Here, though, we are presented with an enormous problem. Late last week, the day after I saw the film, Warner Bros. lost Jeff Robinov (EDIT: It seems as though Variety was ahead of themselves, as Robinov, at least as of Sunday night, has not actually left, although his departure seems imminent- it remains to be seen, though, under what terms). That name may not be familiar to you, but it’s very important. I’ll tell you why. Robinov is a head exec at Warner Bros, and the person who snagged not only Nolan and Snyder for the company, but also Ben Aflack. There seems to have been a falling out at the company, you can read more about that, but Robinov is gone now. It is conceivable that Nolan, Snyder, Aflack, and others will follow him, wherever it is that he lands.
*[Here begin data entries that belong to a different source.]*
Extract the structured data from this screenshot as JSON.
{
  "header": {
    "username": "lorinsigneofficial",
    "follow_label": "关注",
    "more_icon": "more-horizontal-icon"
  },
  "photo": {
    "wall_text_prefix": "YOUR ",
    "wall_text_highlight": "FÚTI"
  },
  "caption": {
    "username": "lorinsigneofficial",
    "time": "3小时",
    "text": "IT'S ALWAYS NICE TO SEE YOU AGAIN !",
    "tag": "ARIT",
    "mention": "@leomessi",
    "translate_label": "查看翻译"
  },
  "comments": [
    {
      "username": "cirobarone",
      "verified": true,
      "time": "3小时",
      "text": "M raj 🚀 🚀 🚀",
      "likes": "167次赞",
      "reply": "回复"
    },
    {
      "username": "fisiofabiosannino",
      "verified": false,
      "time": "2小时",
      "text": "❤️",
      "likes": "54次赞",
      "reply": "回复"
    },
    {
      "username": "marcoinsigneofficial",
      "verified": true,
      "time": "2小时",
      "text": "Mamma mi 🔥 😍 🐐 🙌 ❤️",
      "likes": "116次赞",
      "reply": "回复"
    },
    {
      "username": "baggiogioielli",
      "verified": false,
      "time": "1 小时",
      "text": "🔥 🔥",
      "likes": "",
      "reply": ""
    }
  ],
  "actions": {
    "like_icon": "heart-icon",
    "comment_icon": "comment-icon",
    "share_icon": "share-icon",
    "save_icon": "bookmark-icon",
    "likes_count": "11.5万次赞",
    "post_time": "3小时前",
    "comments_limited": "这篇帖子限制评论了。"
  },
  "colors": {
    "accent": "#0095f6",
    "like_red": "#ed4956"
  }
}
Which means that Nolan is more or less out of the running as a creative overseer of the DC cinematic universe, despite what many of his followers and fanboys had hoped, despite Nolan’s own reluctance. This exodus could be an enormous bump in the road for Warner Bros, as well as DC. Who will they get to replace this creative team? Will Warner Bros. even bother, or will they just call it? I think that, despite the mixed reviews, the box office numbers for Man of Steel will be too hard to pass up. The question now, though, is: will what we get from here build in the direction of- to put it in comic book movie terms- The Dark Knight, or will we get something closer to Batman Forever?